Regulators will outline the protocols in the coming weeks and should include:
* Ventilation should be strengthened, with hospital grade air filtration and vertical air flow.
* Movement should be reduced in the cabin, such as less cabin luggage, less interactions with the crew.
* Passenger flows must be managed with early arrival times at the airport; prioritize electronic / auto check-in; minimizing contacts in baggage delivery, security points and border control, boarding and during baggage collection.
* The advance order for services and meals on board should be made, when possible, at the time of booking.
* Terminals, rest areas along freeways, parking lots, fuel and charging stations must maintain high standards of hygiene.
* At stations, passenger flow must be managed.
* When adequate levels of public health cannot be guaranteed, the closure of stops or stations should be considered.
BUS AND COACH:
* Tailgate approach and use of windows should be used for ventilation rather than air conditioning.
* Seats should be arranged whenever possible for families to sit together, while non-riders should be separated.
* In minibuses, passengers should not be allowed to sit next to the driver unless physical separation is possible.
* If possible, passengers should handle their own luggage.

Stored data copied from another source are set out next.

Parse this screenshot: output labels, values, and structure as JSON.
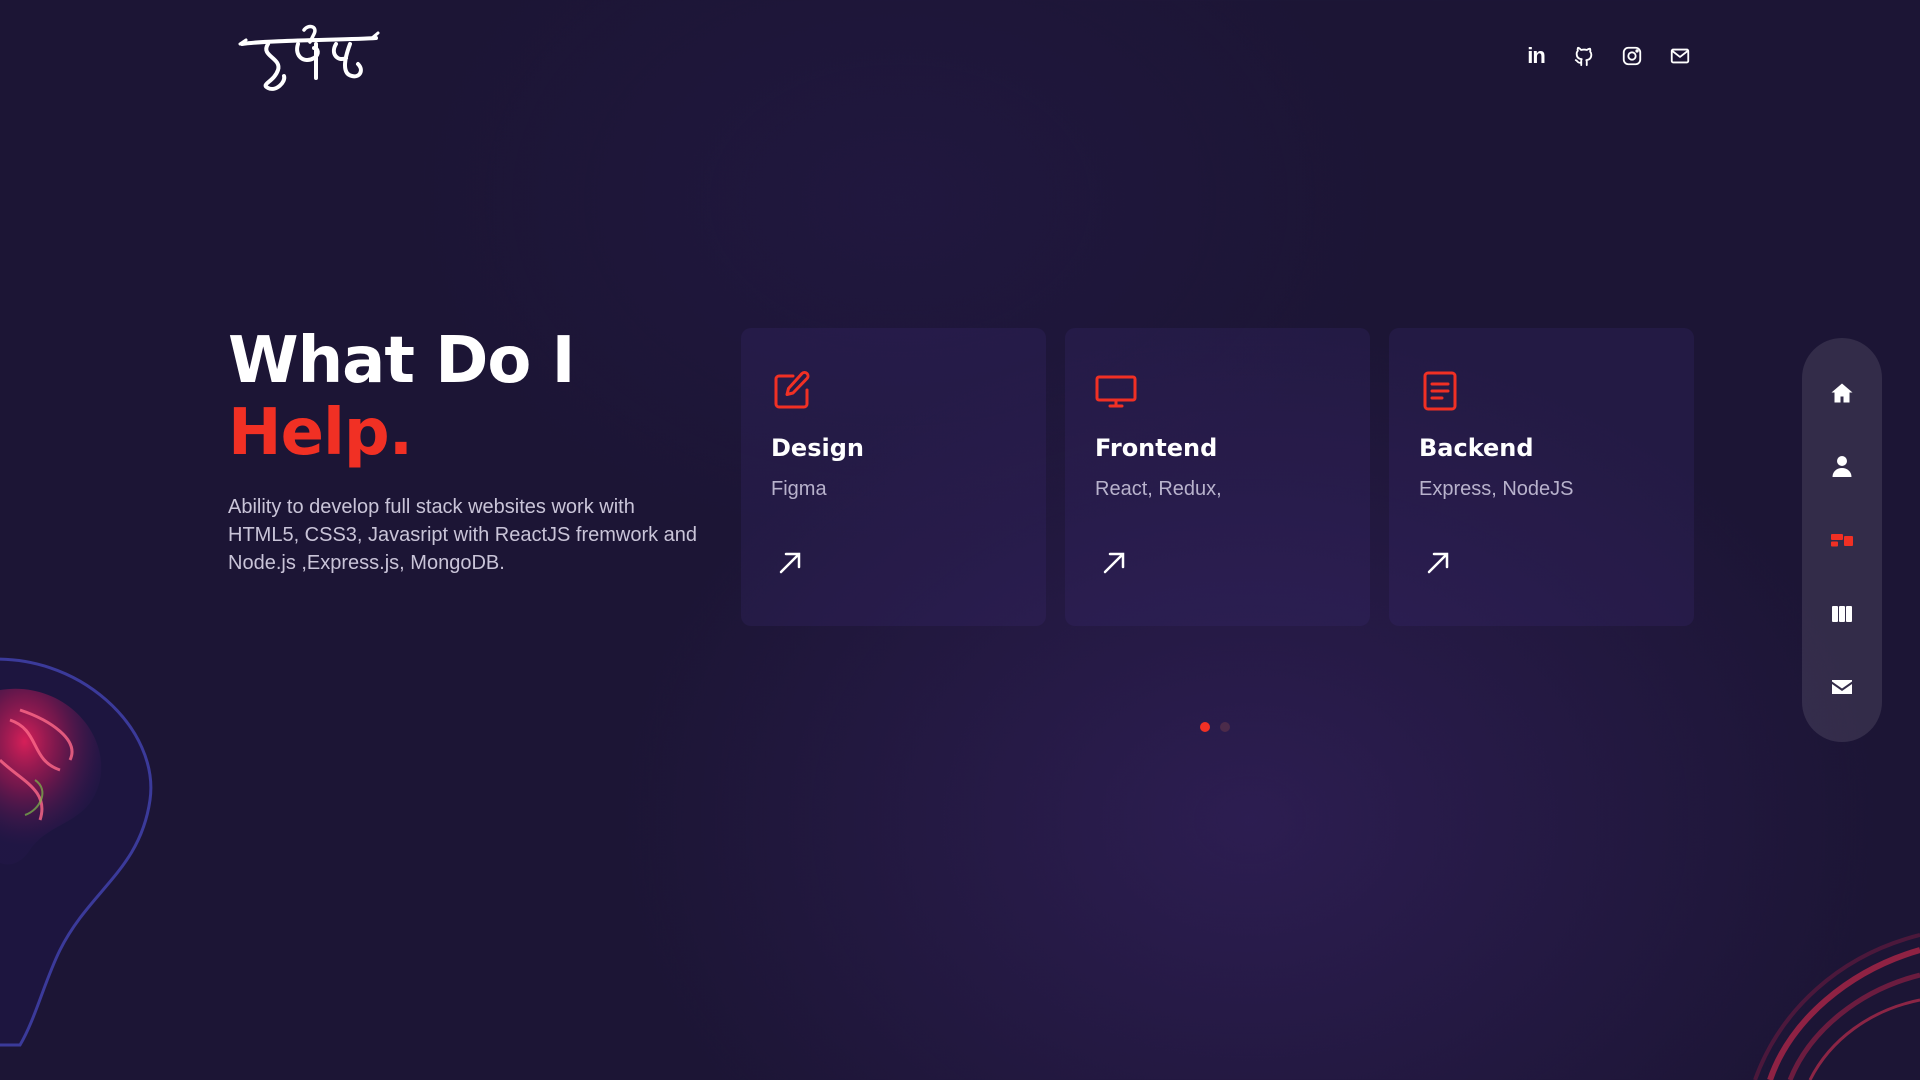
{
  "header": {
    "logo_text": "हर्षल",
    "socials": [
      {
        "name": "LinkedIn",
        "icon": "linkedin-icon"
      },
      {
        "name": "GitHub",
        "icon": "github-icon"
      },
      {
        "name": "Instagram",
        "icon": "instagram-icon"
      },
      {
        "name": "Email",
        "icon": "mail-icon"
      }
    ]
  },
  "hero": {
    "title_line1": "What Do I",
    "title_line2": "Help.",
    "description": "Ability to develop full stack websites work with HTML5, CSS3, Javasript with ReactJS fremwork and Node.js ,Express.js, MongoDB."
  },
  "services": [
    {
      "title": "Design",
      "description": "Figma",
      "icon": "edit-icon"
    },
    {
      "title": "Frontend",
      "description": "React, Redux,",
      "icon": "monitor-icon"
    },
    {
      "title": "Backend",
      "description": "Express, NodeJS",
      "icon": "document-icon"
    }
  ],
  "pagination": {
    "total": 2,
    "active": 1
  },
  "sidenav": [
    {
      "name": "Home",
      "icon": "home-icon",
      "active": false
    },
    {
      "name": "About",
      "icon": "user-icon",
      "active": false
    },
    {
      "name": "Services",
      "icon": "services-icon",
      "active": true
    },
    {
      "name": "Work",
      "icon": "columns-icon",
      "active": false
    },
    {
      "name": "Contact",
      "icon": "envelope-icon",
      "active": false
    }
  ],
  "colors": {
    "background": "#1c1535",
    "accent": "#f13024",
    "card": "#2a1f4f",
    "text_muted": "#c9c4d8"
  }
}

* The frequency and capacity of trains should be increased if necessary to reduce passenger density.
* Rail operators must implement mandatory seat reservations on long-distance and regional trains.
* For short distance trips, passengers must leave their seats empty between them, except passengers from the same household.
* Rail operators must use passenger counting systems, especially on commuter and suburban trains, to manage capacity.
* Passenger flow should be managed at closed stations and stops if adequate levels of public health cannot be guaranteed.
* Travel outside of peak hours should be encouraged with incentives, such as adjusted prices or flexible working hours for commuter trains, to avoid overcrowding.
* The driver must open the doors at each stop automatically or remotely.